Monday, Feb. 07, 1944
Paper Cutter
Harold Boeschenstein's earliest memories are of paper and ink and the newspaper business. Nowadays he fervently wishes that he could forget all about them.
Pipe-smoking Harold Boeschenstein (pronounced Beshinstyne) last week sat behind an immaculate, paperless desk in Washington while about him swirled a paper-littered storm of questions, demands, complaints, pleadings and pressures. As acting director of WPB's Forest Products Bureau* he is the Government's unenvied Solomon, who has to decide who gets how much paper--and there is not enough paper to go around.
Pressed Upon. Black-browed Mr. Boeschenstein, for months one of Washington's most pressured men, is in the middle of new pressures from the press. The cause: his ruling has turned recent good news about newsprint into disappointing news for U.S. newspaper publishers.
The good news was that Canada, producer of 73% of U.S. newsprint, was upping its monthly supply from 182,000 to 200,000 tons in 1944's first half. Nursing deep paper cuts (23.6% average for newspapers), many a publisher thought this meant a healing increase in allotments would be coming their way.
Not so. Paper Czar Boeschenstein promptly announced that he would stretch no quotas, would try to build up a little surplus in newsprint supplies instead.
"Dangerous precedent ... a threat to freedom of the press," cried J. D. Gortatowsky, general manager of William Randolph Hearst's newspapers. But Czar Boeschenstein was braced to meet this kind of storm, which he had seen coming. He had allocated 20,000 tons of the extra newsprint to 65 newspapers in part replacement of WPB's 1943 borrowings distributed to quota-short publishers. Another 5,954 tons was laid aside for the extra day of Leap Year.

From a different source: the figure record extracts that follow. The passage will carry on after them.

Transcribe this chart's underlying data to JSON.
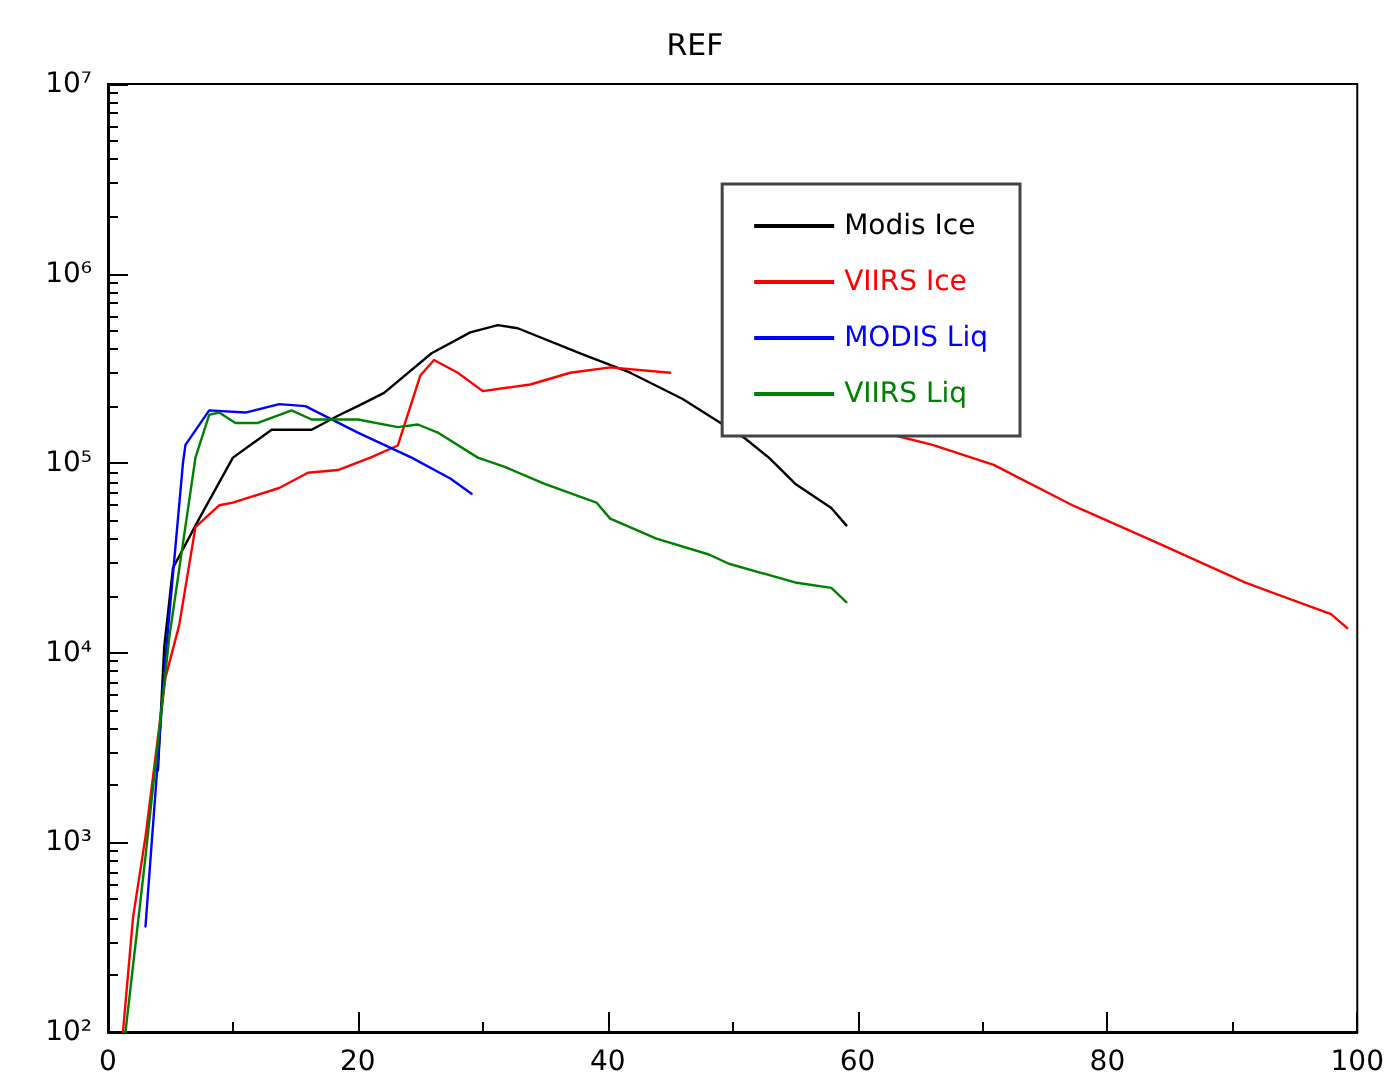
{
  "chart_data": {
    "type": "line",
    "title": "REF",
    "log": "y",
    "grid": false,
    "legend": "top right",
    "marker": "none",
    "line_style": "solid",
    "xlim": [
      0,
      100
    ],
    "xticks": [
      0,
      20,
      40,
      60,
      80,
      100
    ],
    "ylim": [
      100,
      10000000
    ],
    "yticks": [
      {
        "value": 100,
        "label": "10²"
      },
      {
        "value": 1000,
        "label": "10³"
      },
      {
        "value": 10000,
        "label": "10⁴"
      },
      {
        "value": 100000,
        "label": "10⁵"
      },
      {
        "value": 1000000,
        "label": "10⁶"
      },
      {
        "value": 10000000,
        "label": "10⁷"
      }
    ],
    "series": [
      {
        "name": "Modis Ice",
        "color": "#000000",
        "x": [
          4,
          4.5,
          5.2,
          7.3,
          10,
          13.1,
          16.3,
          18.4,
          20,
          22.1,
          25.9,
          29,
          31.2,
          32.8,
          38,
          41.8,
          46,
          51,
          52.9,
          55,
          57.9,
          59.1
        ],
        "values": [
          2400,
          10700,
          28000,
          51000,
          107000,
          150000,
          150000,
          178000,
          200000,
          235000,
          380000,
          490000,
          535000,
          515000,
          375000,
          300000,
          218000,
          135000,
          107000,
          78000,
          58000,
          47000
        ]
      },
      {
        "name": "VIIRS Ice",
        "color": "#ff0000",
        "x": [
          1.2,
          2,
          3,
          4.6,
          5.7,
          7,
          8.9,
          10,
          13.7,
          16,
          18.4,
          21,
          23.2,
          25,
          26.1,
          28,
          30,
          33.8,
          37,
          40.2,
          45,
          54,
          63,
          66,
          70.9,
          77.2,
          84,
          91,
          97.9,
          99.2
        ],
        "values": [
          100,
          400,
          1070,
          7400,
          14000,
          46000,
          60000,
          62000,
          74000,
          89000,
          92000,
          107000,
          124000,
          290000,
          350000,
          300000,
          240000,
          260000,
          300000,
          320000,
          300000,
          null,
          140000,
          125000,
          98000,
          60000,
          38000,
          23500,
          16000,
          13500
        ]
      },
      {
        "name": "MODIS Liq",
        "color": "#0000ff",
        "x": [
          3,
          4.6,
          6,
          6.2,
          8.1,
          11,
          13.7,
          15.8,
          20,
          24.3,
          27.4,
          29.1
        ],
        "values": [
          360,
          9400,
          100000,
          125000,
          190000,
          185000,
          205000,
          200000,
          145000,
          107000,
          83000,
          69000
        ]
      },
      {
        "name": "VIIRS Liq",
        "color": "#008000",
        "x": [
          1.4,
          3,
          4.9,
          7,
          8.1,
          8.9,
          10.2,
          12,
          14.7,
          16.3,
          20,
          23.2,
          24.8,
          26.4,
          29.6,
          31.7,
          34.9,
          39.1,
          40.2,
          43.9,
          48.1,
          49.7,
          55,
          57.9,
          59.1
        ],
        "values": [
          100,
          840,
          12000,
          107000,
          180000,
          185000,
          163000,
          163000,
          190000,
          170000,
          170000,
          155000,
          160000,
          145000,
          107000,
          96000,
          78000,
          62000,
          51000,
          40000,
          33000,
          29500,
          23500,
          22000,
          18500
        ]
      }
    ]
  }
}
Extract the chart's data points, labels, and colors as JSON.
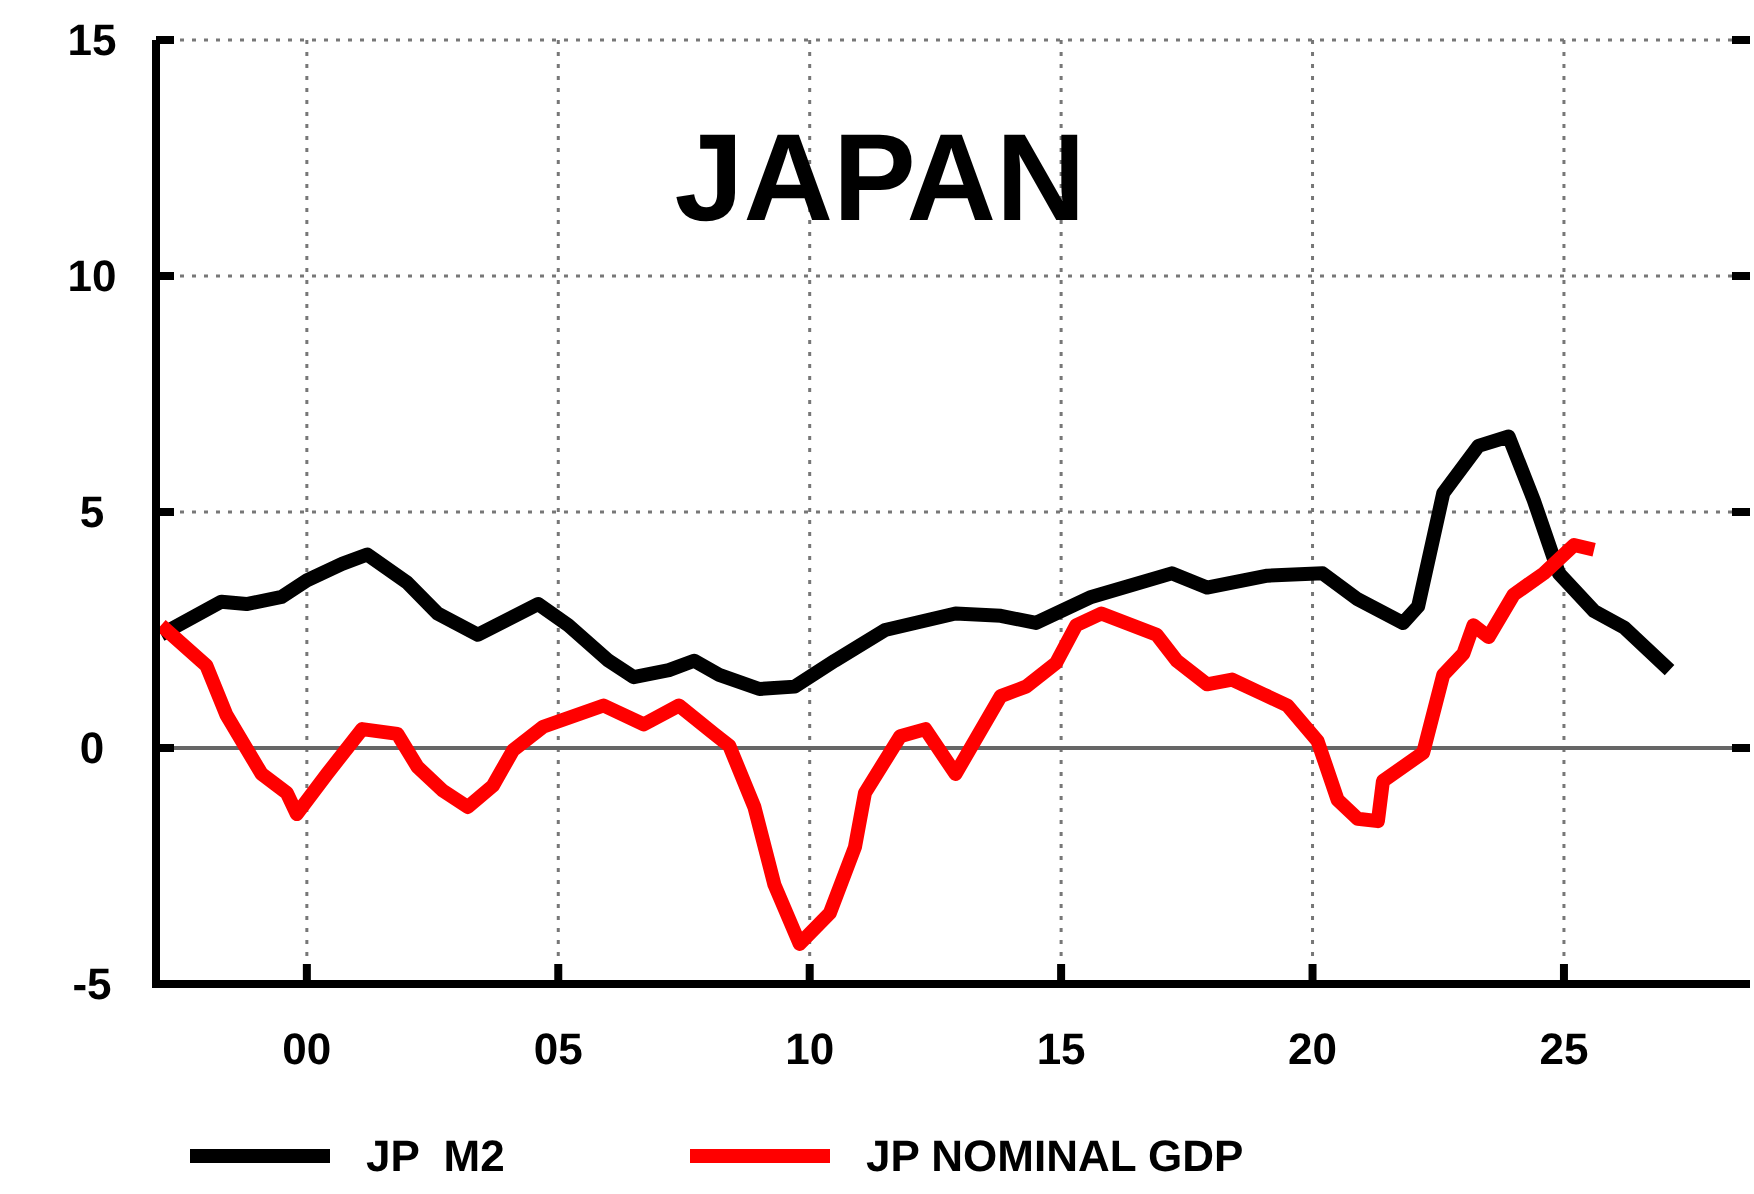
{
  "chart_data": {
    "type": "line",
    "title": "JAPAN",
    "xlim": [
      1997,
      2028.7
    ],
    "ylim": [
      -5,
      15
    ],
    "xticks": [
      {
        "value": 2000,
        "label": "00"
      },
      {
        "value": 2005,
        "label": "05"
      },
      {
        "value": 2010,
        "label": "10"
      },
      {
        "value": 2015,
        "label": "15"
      },
      {
        "value": 2020,
        "label": "20"
      },
      {
        "value": 2025,
        "label": "25"
      }
    ],
    "yticks": [
      -5,
      0,
      5,
      10,
      15
    ],
    "grid": true,
    "legend": "bottom",
    "line_style": "solid",
    "marker": "none",
    "ref_lines": [
      {
        "axis": "y",
        "value": 0,
        "color": "#666666"
      }
    ],
    "series": [
      {
        "name": "JP  M2",
        "color": "#000000",
        "x": [
          1997.1,
          1998.3,
          1998.8,
          1999.5,
          2000,
          2000.7,
          2001.2,
          2002,
          2002.6,
          2003.4,
          2004.6,
          2005.2,
          2006,
          2006.5,
          2007.2,
          2007.7,
          2008.2,
          2009,
          2009.7,
          2010.5,
          2011.5,
          2012.9,
          2013.8,
          2014.5,
          2015.6,
          2017.2,
          2017.9,
          2019.1,
          2020.2,
          2020.9,
          2021.8,
          2022.1,
          2022.6,
          2023.3,
          2023.9,
          2024.4,
          2024.9,
          2025.6,
          2026.2,
          2027.1
        ],
        "values": [
          2.4,
          3.1,
          3.05,
          3.2,
          3.55,
          3.9,
          4.1,
          3.5,
          2.85,
          2.4,
          3.05,
          2.6,
          1.85,
          1.5,
          1.65,
          1.85,
          1.55,
          1.25,
          1.3,
          1.85,
          2.5,
          2.85,
          2.8,
          2.65,
          3.2,
          3.7,
          3.4,
          3.65,
          3.7,
          3.15,
          2.65,
          3.0,
          5.4,
          6.4,
          6.6,
          5.25,
          3.7,
          2.9,
          2.55,
          1.65
        ]
      },
      {
        "name": "JP NOMINAL GDP",
        "color": "#ff0000",
        "x": [
          1997.1,
          1998,
          1998.4,
          1999.1,
          1999.6,
          1999.8,
          2000.4,
          2001.1,
          2001.8,
          2002.2,
          2002.7,
          2003.2,
          2003.7,
          2004.1,
          2004.7,
          2005.9,
          2006.7,
          2007.4,
          2008.1,
          2008.4,
          2008.9,
          2009.3,
          2009.8,
          2010.4,
          2010.9,
          2011.1,
          2011.8,
          2012.3,
          2012.9,
          2013.8,
          2014.3,
          2014.9,
          2015.3,
          2015.8,
          2016.9,
          2017.3,
          2017.9,
          2018.4,
          2019,
          2019.5,
          2020.1,
          2020.5,
          2020.9,
          2021.3,
          2021.4,
          2022.2,
          2022.6,
          2023,
          2023.2,
          2023.5,
          2024,
          2024.6,
          2025.2,
          2025.6
        ],
        "values": [
          2.6,
          1.75,
          0.7,
          -0.55,
          -0.95,
          -1.4,
          -0.55,
          0.4,
          0.3,
          -0.4,
          -0.9,
          -1.25,
          -0.8,
          -0.05,
          0.45,
          0.9,
          0.5,
          0.9,
          0.3,
          0.05,
          -1.25,
          -2.9,
          -4.15,
          -3.5,
          -2.1,
          -0.95,
          0.25,
          0.4,
          -0.55,
          1.1,
          1.3,
          1.8,
          2.6,
          2.85,
          2.4,
          1.85,
          1.35,
          1.45,
          1.15,
          0.9,
          0.15,
          -1.1,
          -1.5,
          -1.55,
          -0.7,
          -0.1,
          1.55,
          2.0,
          2.6,
          2.35,
          3.25,
          3.7,
          4.3,
          4.2
        ]
      }
    ]
  }
}
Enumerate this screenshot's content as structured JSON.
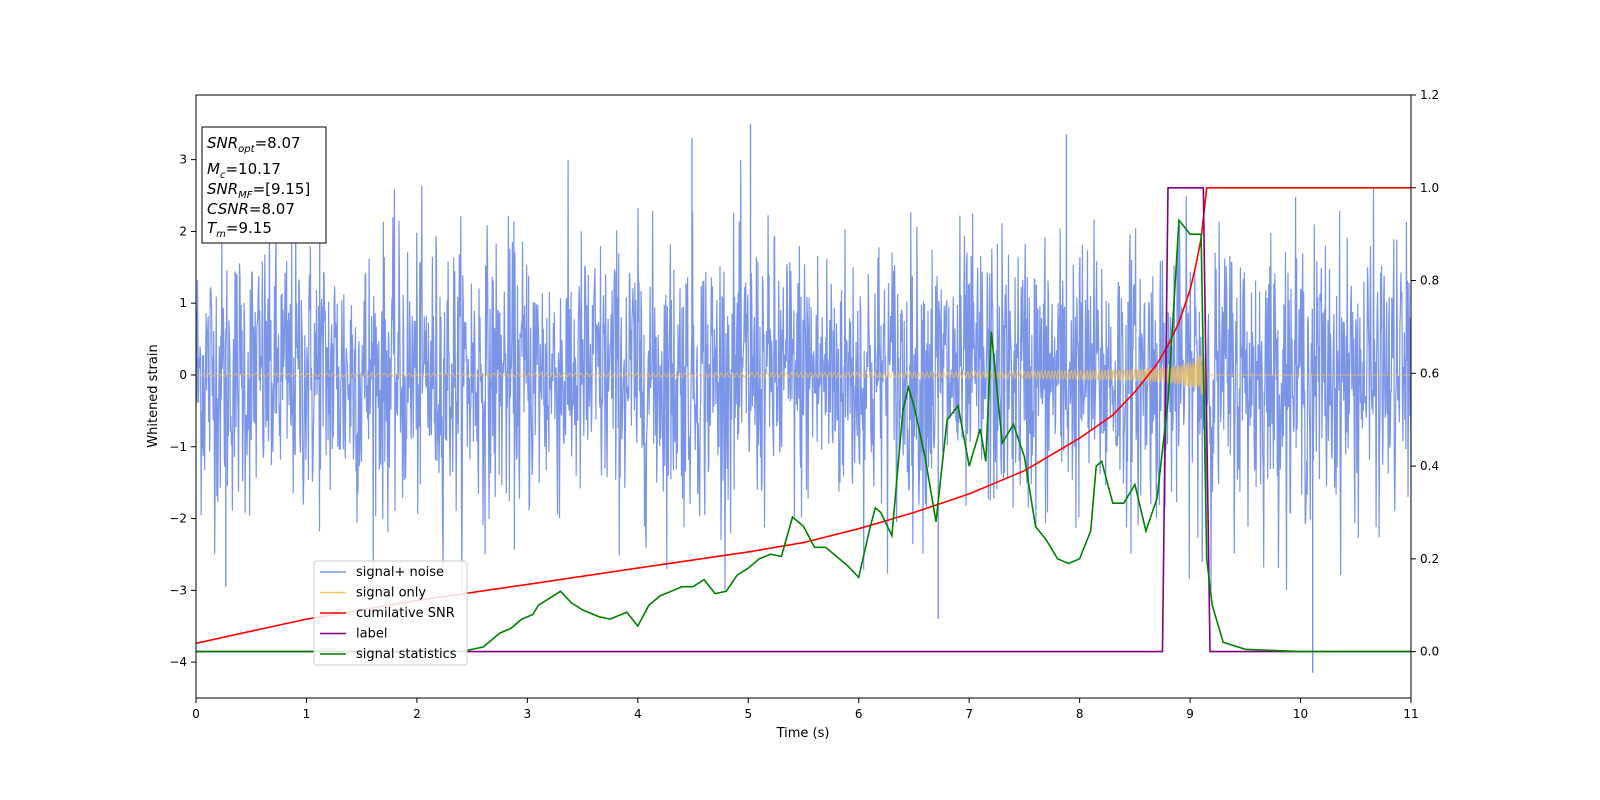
{
  "chart_data": {
    "type": "line",
    "xlabel": "Time (s)",
    "ylabel": "Whitened strain",
    "xlim": [
      0,
      11
    ],
    "ylim": [
      -4.5,
      3.9
    ],
    "y2lim": [
      -0.1,
      1.2
    ],
    "xticks": [
      "0",
      "1",
      "2",
      "3",
      "4",
      "5",
      "6",
      "7",
      "8",
      "9",
      "10",
      "11"
    ],
    "yticks": [
      "3",
      "2",
      "1",
      "0",
      "−1",
      "−2",
      "−3",
      "−4"
    ],
    "y2ticks": [
      "1.2",
      "1.0",
      "0.8",
      "0.6",
      "0.4",
      "0.2",
      "0.0"
    ],
    "annotation": {
      "snr_opt": "=8.07",
      "mc": "=10.17",
      "snr_mf": "=[9.15]",
      "csnr": "=8.07",
      "tm": "=9.15"
    },
    "legend": {
      "position": "lower-left",
      "entries": [
        "signal+ noise",
        "signal only",
        "cumilative SNR",
        "label",
        "signal statistics"
      ]
    },
    "series": [
      {
        "name": "signal+ noise",
        "axis": "left",
        "color": "#7a95e8",
        "kind": "noise",
        "std": 0.95,
        "x_range": [
          0,
          11
        ],
        "peaks": [
          [
            5.02,
            3.5
          ],
          [
            4.49,
            3.3
          ],
          [
            10.11,
            -4.15
          ],
          [
            6.72,
            -3.4
          ],
          [
            7.88,
            3.35
          ],
          [
            1.12,
            3.2
          ],
          [
            0.27,
            -2.95
          ],
          [
            9.11,
            -2.6
          ]
        ]
      },
      {
        "name": "signal only",
        "axis": "left",
        "color": "#f5c25a",
        "kind": "chirp",
        "merger_time": 9.15,
        "amplitude_at_start": 0.02,
        "amplitude_near_merger": 0.6
      },
      {
        "name": "cumilative SNR",
        "axis": "right",
        "color": "#ff0000",
        "x": [
          0,
          1,
          2,
          3,
          4,
          5,
          5.5,
          6,
          6.5,
          7,
          7.5,
          8,
          8.3,
          8.5,
          8.7,
          8.8,
          8.9,
          9.0,
          9.05,
          9.1,
          9.15,
          11
        ],
        "values": [
          0.018,
          0.07,
          0.11,
          0.145,
          0.18,
          0.215,
          0.235,
          0.265,
          0.3,
          0.34,
          0.39,
          0.46,
          0.51,
          0.56,
          0.62,
          0.66,
          0.71,
          0.78,
          0.83,
          0.89,
          1.0,
          1.0
        ]
      },
      {
        "name": "label",
        "axis": "right",
        "color": "#800080",
        "x": [
          0,
          8.75,
          8.8,
          9.12,
          9.18,
          11
        ],
        "values": [
          0,
          0,
          1.0,
          1.0,
          0,
          0
        ]
      },
      {
        "name": "signal statistics",
        "axis": "right",
        "color": "#008000",
        "x": [
          0,
          2.4,
          2.6,
          2.75,
          2.85,
          2.95,
          3.05,
          3.1,
          3.2,
          3.3,
          3.4,
          3.5,
          3.6,
          3.65,
          3.75,
          3.9,
          4.0,
          4.1,
          4.2,
          4.3,
          4.4,
          4.5,
          4.6,
          4.7,
          4.8,
          4.9,
          5.0,
          5.1,
          5.2,
          5.3,
          5.4,
          5.5,
          5.6,
          5.7,
          5.8,
          5.9,
          6.0,
          6.1,
          6.15,
          6.2,
          6.3,
          6.4,
          6.45,
          6.5,
          6.6,
          6.7,
          6.8,
          6.9,
          7.0,
          7.1,
          7.15,
          7.2,
          7.3,
          7.4,
          7.5,
          7.6,
          7.7,
          7.8,
          7.9,
          8.0,
          8.1,
          8.15,
          8.2,
          8.3,
          8.4,
          8.5,
          8.6,
          8.7,
          8.8,
          8.9,
          9.0,
          9.1,
          9.15,
          9.2,
          9.3,
          9.5,
          10,
          11
        ],
        "values": [
          0,
          0,
          0.01,
          0.04,
          0.05,
          0.07,
          0.08,
          0.1,
          0.115,
          0.13,
          0.105,
          0.09,
          0.08,
          0.075,
          0.07,
          0.085,
          0.055,
          0.1,
          0.12,
          0.13,
          0.14,
          0.14,
          0.155,
          0.125,
          0.13,
          0.165,
          0.18,
          0.2,
          0.21,
          0.205,
          0.29,
          0.27,
          0.225,
          0.225,
          0.205,
          0.185,
          0.16,
          0.265,
          0.31,
          0.3,
          0.25,
          0.52,
          0.57,
          0.53,
          0.42,
          0.28,
          0.5,
          0.53,
          0.4,
          0.48,
          0.41,
          0.69,
          0.45,
          0.49,
          0.42,
          0.27,
          0.24,
          0.2,
          0.19,
          0.2,
          0.26,
          0.4,
          0.41,
          0.32,
          0.32,
          0.36,
          0.26,
          0.33,
          0.54,
          0.93,
          0.9,
          0.9,
          0.2,
          0.1,
          0.02,
          0.005,
          0,
          0
        ]
      }
    ]
  }
}
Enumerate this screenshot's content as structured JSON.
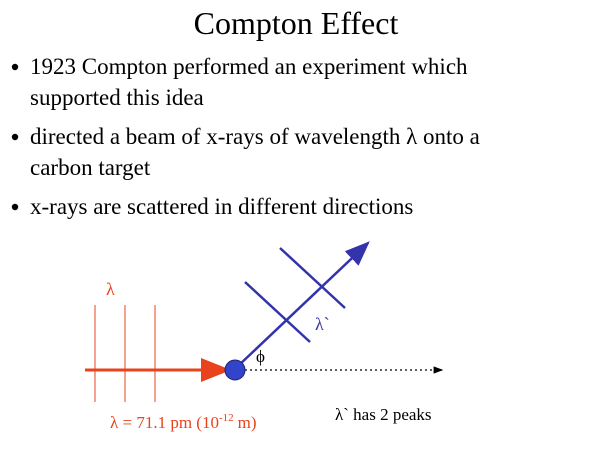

The WPB figures boiled down to a 1944 first-quarter reserve of only 10,979 tons, a margin of only 1.3%. These figures disposed of publishers' fears that Donald Nelson and Harold Boeschenstein were dragging the U.S. into the newsprint business.
Tougher, Tighter. Boeschenstein, after five months in his paper-cutting post, had served notice that he was running a tougher and tighter Printing and Publishing Division of WPB.
The nation's 1,800 daily newspapers, 9,000 to 10,000 weeklies, 7,750 magazines, the untotaled house organs are but a small part of calm Mr. Boeschenstein's troubles. He also has to deal with a multiplicity of other problems inherent in many other uses of wood products: from income-tax forms and war bonds to delivery of paper-wrapped ammunition in wooden boxes and V-boxes. His efforts go not alone to an equitable chopping of the wood pile, but also to prodding production toward a larger pile.
No Future, No Action. Trim, 47-year-old Mr. Boeschenstein was drafted late in 1942 from the presidency of rich, war-busy Owens-Corning Fiberglas Corp., which he and Amory Houghton put together in 1938 to exploit Owens-Illinois and Corning Glass Works' progressive research in glass fibers.
He landed in the glass business in 1921 after he had decided that there was not much future in the newspaper business and "not enough action in the banking business." He had grown up in his father's rural daily newspaper in Edwardsville, Ill., studied journalism at the University of Illinois, worked for Chicago's City News Bureau and the Tribune. His conclusion: most newsmen burn out young.
* He also heads Productions Controls Bureau, dealing with such crucial materials as steel, copper, aluminum.